L’Armée de l’air a célébré, le vendredi dernier à la Base aérienne 100 de Bamako, le 50è anniversaire de sa création sous le thème : «Armée de l’air : 50 ans d’engagement, d’innovation technologique et de supériorité aérienne au service de la Nation». La cérémonie a enregistré la présence du ministre de la Réconciliation, de la Paix et de la Cohésion nationale, le Général de corps d’armée Ismaël Wagué, du chef d’état-major général des Armées, le Général de division Oumar Diarra et du chef d’état-major de l’Armée de l’air, le Général de brigade Alou Boï Diarra. L’on notait également la présence du parrain de cette activité non moins ancien chef d’état-major de l’Armée de l’air, le Colonel-major à la retraite Karamoko Niaré, des membres du corps diplomatique accrédité dans notre pays et de la hiérarchie militaire.
Pour rappel, l’Armée de l’air a été créée le 6 février 1976. Cette rencontre offrait un moment privilégié pour regarder le chemin parcouru et se projeter vers l’avenir de cette composante essentielle de l’Armée malienne. Pour le chef d’état-major de l’Armée de l’air, son unité est une force multiplicatrice des capacités combattantes des Forces armées maliennes (FAMa). « C’est une composante décisive dans un conflit, surtout aujourd’hui dans le conflit asymétrique que nous menons », a indiqué le Général de brigade Alou Boï Diarra, avant de témoigner que l’Armée de l’air bénéficie de l’accompagnement constant des autorités de la Transition.
D’après lui, sous le leadership du Président de la Transition, l’Armée de l’air a connu une croissance extraordinaire. « Nous avons doublé de volume pendant les cinq ans de la Transition. L’effectif de l’Armée de l’air a plus que doublé », a renchéri le Général Alou Boï Diarra. Ce qui, selon lui, pose un défi d’encadrement, car les jeunes qui arrivent, doivent être formés et entretenus. « Ce défi est important, mais nous l’acceptons et nous menons nos missions avec la plus grande fermeté », a souligné le chef d’état-major de l’Armée de l’air. Il a ensuite précisé qu’aujourd’hui, grâce à l’engagement des forces terrestres au quotidien, l’Armée de l’air se déploie sur l’ensemble du territoire pour un maillage territorial optimisé et un soutien rapproché de « nos armées et de nos populations ».

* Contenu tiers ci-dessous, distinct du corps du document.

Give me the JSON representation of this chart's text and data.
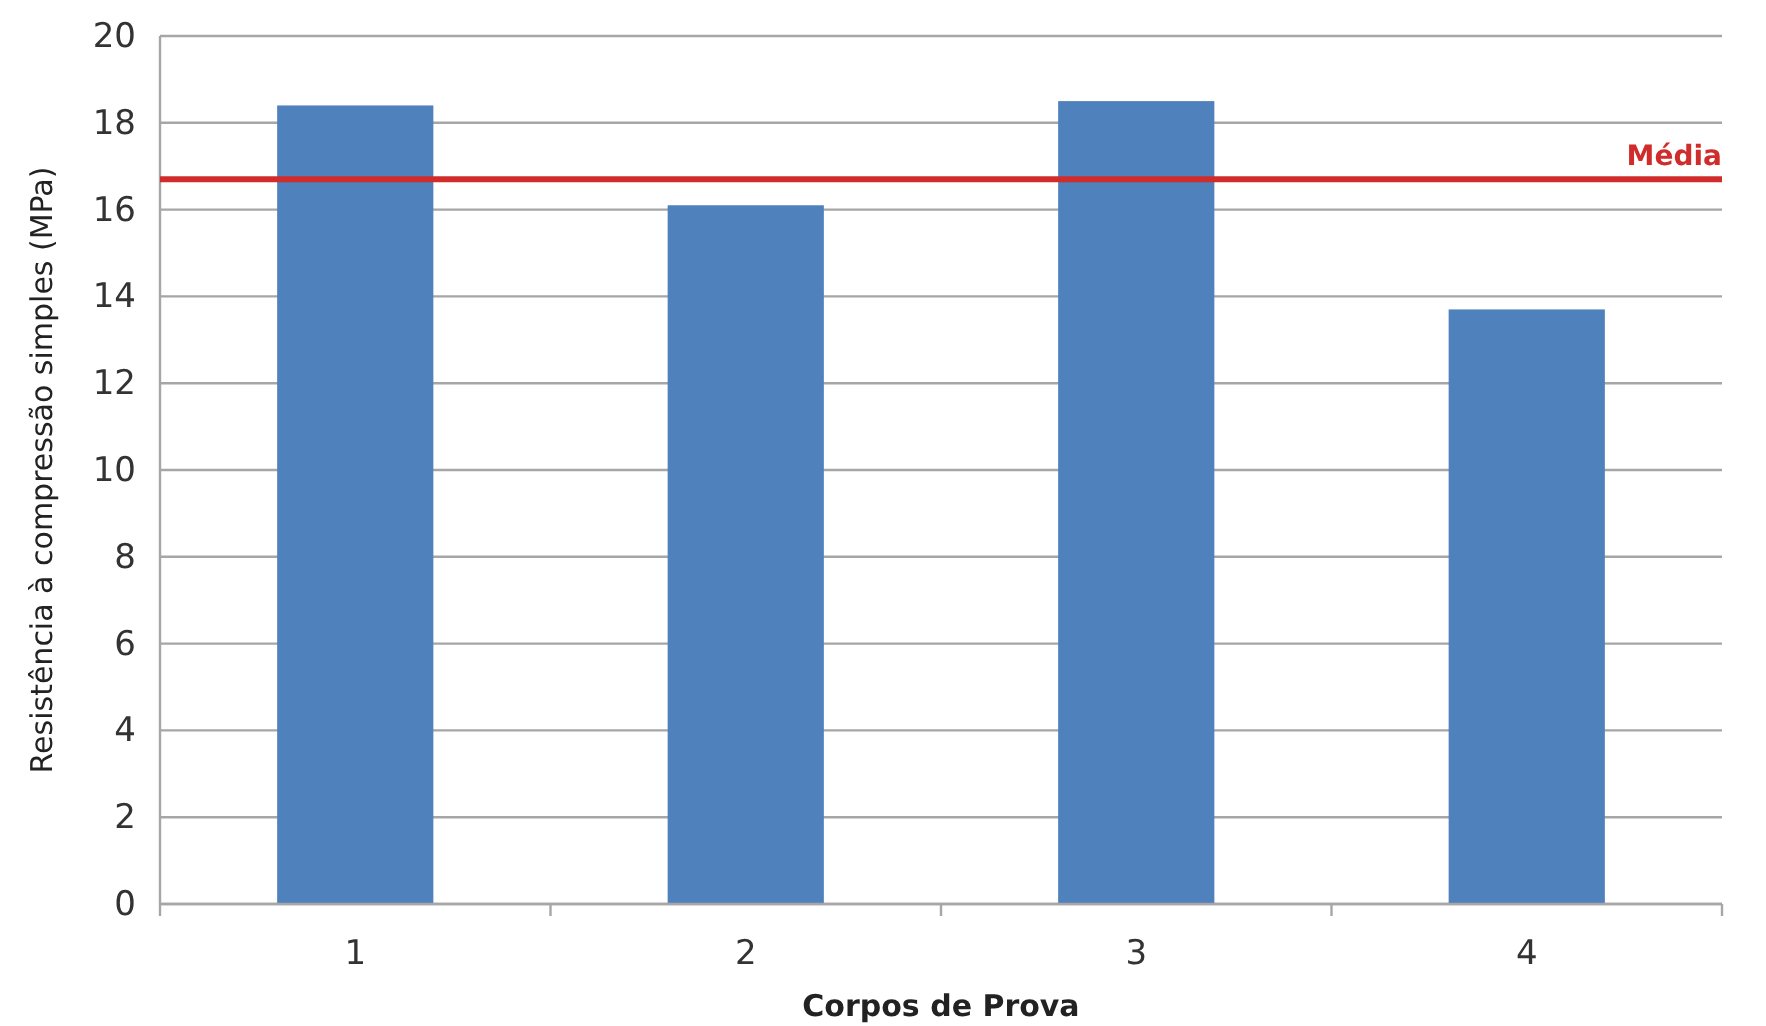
{
  "chart_data": {
    "type": "bar",
    "xlabel": "Corpos de Prova",
    "ylabel": "Resistência à compressão simples (MPa)",
    "categories": [
      "1",
      "2",
      "3",
      "4"
    ],
    "values": [
      18.4,
      16.1,
      18.5,
      13.7
    ],
    "color": "#4f81bd",
    "ylim": [
      0,
      20
    ],
    "yticks": [
      0,
      2,
      4,
      6,
      8,
      10,
      12,
      14,
      16,
      18,
      20
    ],
    "grid": "y",
    "ref_lines": [
      {
        "axis": "y",
        "value": 16.7,
        "label": "Média",
        "color": "#d02c2c"
      }
    ]
  }
}
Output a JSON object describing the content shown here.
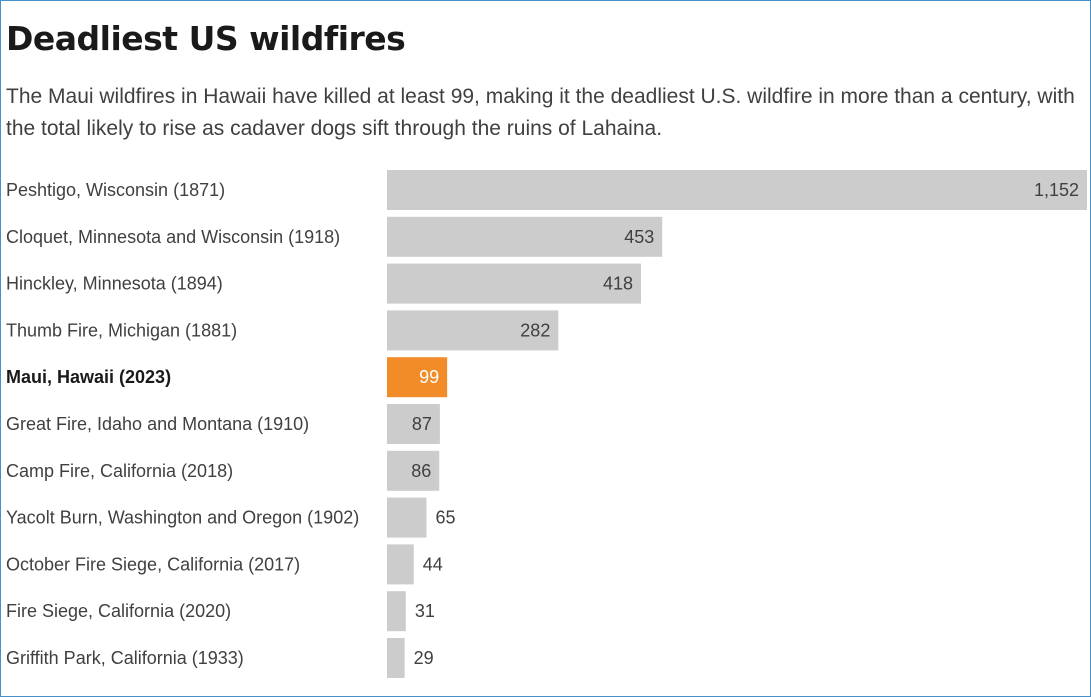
{
  "title": "Deadliest US wildfires",
  "subtitle": "The Maui wildfires in Hawaii have killed at least 99, making it the deadliest U.S. wildfire in more than a century, with the total likely to rise as cadaver dogs sift through the ruins of Lahaina.",
  "colors": {
    "bar": "#cccccc",
    "highlight": "#f28c28",
    "border": "#4a90c8"
  },
  "chart_data": {
    "type": "bar",
    "orientation": "horizontal",
    "categories": [
      "Peshtigo, Wisconsin (1871)",
      "Cloquet, Minnesota and Wisconsin (1918)",
      "Hinckley, Minnesota (1894)",
      "Thumb Fire, Michigan (1881)",
      "Maui, Hawaii (2023)",
      "Great Fire, Idaho and Montana (1910)",
      "Camp Fire, California (2018)",
      "Yacolt Burn, Washington and Oregon (1902)",
      "October Fire Siege, California (2017)",
      "Fire Siege, California (2020)",
      "Griffith Park, California (1933)"
    ],
    "values": [
      1152,
      453,
      418,
      282,
      99,
      87,
      86,
      65,
      44,
      31,
      29
    ],
    "value_labels": [
      "1,152",
      "453",
      "418",
      "282",
      "99",
      "87",
      "86",
      "65",
      "44",
      "31",
      "29"
    ],
    "highlight": "Maui, Hawaii (2023)",
    "xlim": [
      0,
      1152
    ],
    "grid": false,
    "legend": "none"
  }
}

De son côté, le ministre de la Réconciliation, de la Paix et de la Cohésion nationale s’est dit toujours impressionné par l’engagement des Forces de défense et de sécurité sur le terrain. Cela, par la dynamique imposée et les résultats obtenus. Le Général de corps d’armée Ismaël Wagué a salué les efforts consentis par les autorités pour équiper notre outil de défense. « On ne pouvait pas imaginer, il y a quelques années, qu’on pouvait avoir des drones de dernière génération et tout cet arsenal de guerre », a-t-il déclaré, soulignant également l’évolution des infrastructures. Pour lui, malgré le niveau acceptable, il reste des défis à relever, notamment le maintien du statut actuel et celui de l’état opérationnel des pilotes.
Au terme de la cérémonie, le chef d’état-major général des Armées a accordé une interview à la presse au cours de laquelle, il a indiqué que la cohésion, la solidarité et l’unité entre les forces ont permis de surmonter beaucoup de problèmes au sein de notre outil de défense. Pour le Général de division Oumar Diarra, dans le cadre des opérations, la coopération interarmées est essentielle. Il ajoutera que la planification interarmées intègre, obligatoirement, les aspects aériens. «Aujourd’hui, la capacité que nous avons doit être utilisée à bon escient », a-t-il exhorté.
Selon le Général Diarra, il y a certains aspects qui sont de très mauvais souvenirs pour nos militaires sur le terrain. « Aujourd’hui, nous sommes en mesure d’évacuer nos blessés de guerre et d’intervenir au profit de nos forces terrestres quand c’est nécessaire », a souligné le Général de division Oumar Diarra, avant de saluer l’engagement de l’ensemble des Forces armées et de sécurité et en particulier l’Armée de l’air.